There are a couple of reasons why we believe this is a fault as opposed to a form of traffic management -
- During the day, single-thread download speeds can (rarely) reach full speed, but generally are well below that. They are also extremely unstable and fluctuate constantly anywhere from under 10Mb to over 100Mbps, making the overall average download speed well below the speculated 70Mbps cap.
- At peak time, single thread speeds are severely impacted even for users who don't have a utilisation fault and can otherwise reach full speed on speedtest.net. My area has a long running utilisation fault and although I get about 5-10Mb on speedtest.net, single-thread speeds drop to under 1Mb which makes even general web browsing noticeably slow. This is completely unacceptable and surely no ISP would throttle users so heavily that simple web browsing becomes an issue.
- Everyone who has reported this fault is on a Motorola CMTS. This has been verified by Jen_A on the VM forum who has recently resubmitted this issue to the networks team.
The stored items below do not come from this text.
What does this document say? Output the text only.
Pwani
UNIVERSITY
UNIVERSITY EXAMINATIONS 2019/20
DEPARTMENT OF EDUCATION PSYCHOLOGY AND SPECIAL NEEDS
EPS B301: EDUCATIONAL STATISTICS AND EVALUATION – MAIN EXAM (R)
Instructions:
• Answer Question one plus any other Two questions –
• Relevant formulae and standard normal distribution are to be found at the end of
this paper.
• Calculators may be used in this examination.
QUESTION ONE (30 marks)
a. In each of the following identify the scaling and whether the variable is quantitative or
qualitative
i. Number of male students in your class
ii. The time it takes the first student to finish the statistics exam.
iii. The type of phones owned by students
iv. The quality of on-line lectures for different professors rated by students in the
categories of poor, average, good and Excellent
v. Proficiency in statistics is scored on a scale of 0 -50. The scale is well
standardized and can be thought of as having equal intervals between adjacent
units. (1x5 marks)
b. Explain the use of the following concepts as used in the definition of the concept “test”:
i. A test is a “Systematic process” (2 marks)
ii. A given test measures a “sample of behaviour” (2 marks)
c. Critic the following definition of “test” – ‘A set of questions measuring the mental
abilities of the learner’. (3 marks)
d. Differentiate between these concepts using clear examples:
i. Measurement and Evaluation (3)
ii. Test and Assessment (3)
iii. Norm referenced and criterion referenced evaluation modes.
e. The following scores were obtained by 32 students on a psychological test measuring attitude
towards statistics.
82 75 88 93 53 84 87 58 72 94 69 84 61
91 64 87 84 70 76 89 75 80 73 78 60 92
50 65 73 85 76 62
She believes this may be a crucial factor which wasn't noted the first time this was raised to Networks. She has found no reports of this problem from users on Cisco or Arris systems.
- Looking through archived speed tests on Think Broadband, this fault first became apparent in November 2015. Before that, single-thread speeds were close to (or matched) the multi-thread speed. ThinkBroadband also noted in their August 2016 speed test article that they are seeing odd single-thread results from parts of the VM network.
There is probably a lot more which I've forgotten to include but they're the main reasons for us believing this is a fault rather than a deliberate traffic management policy.
I did notice some improvement yesterday with a Thinkbroadband test download peaking at 173Mb/s and not wildly fluctuating like normal. Peak time single thread speeds were also vastly improved last night and reaching full speed (10Mbps) so I'm hopeful some progress has been made, but haven't heard anything official yet.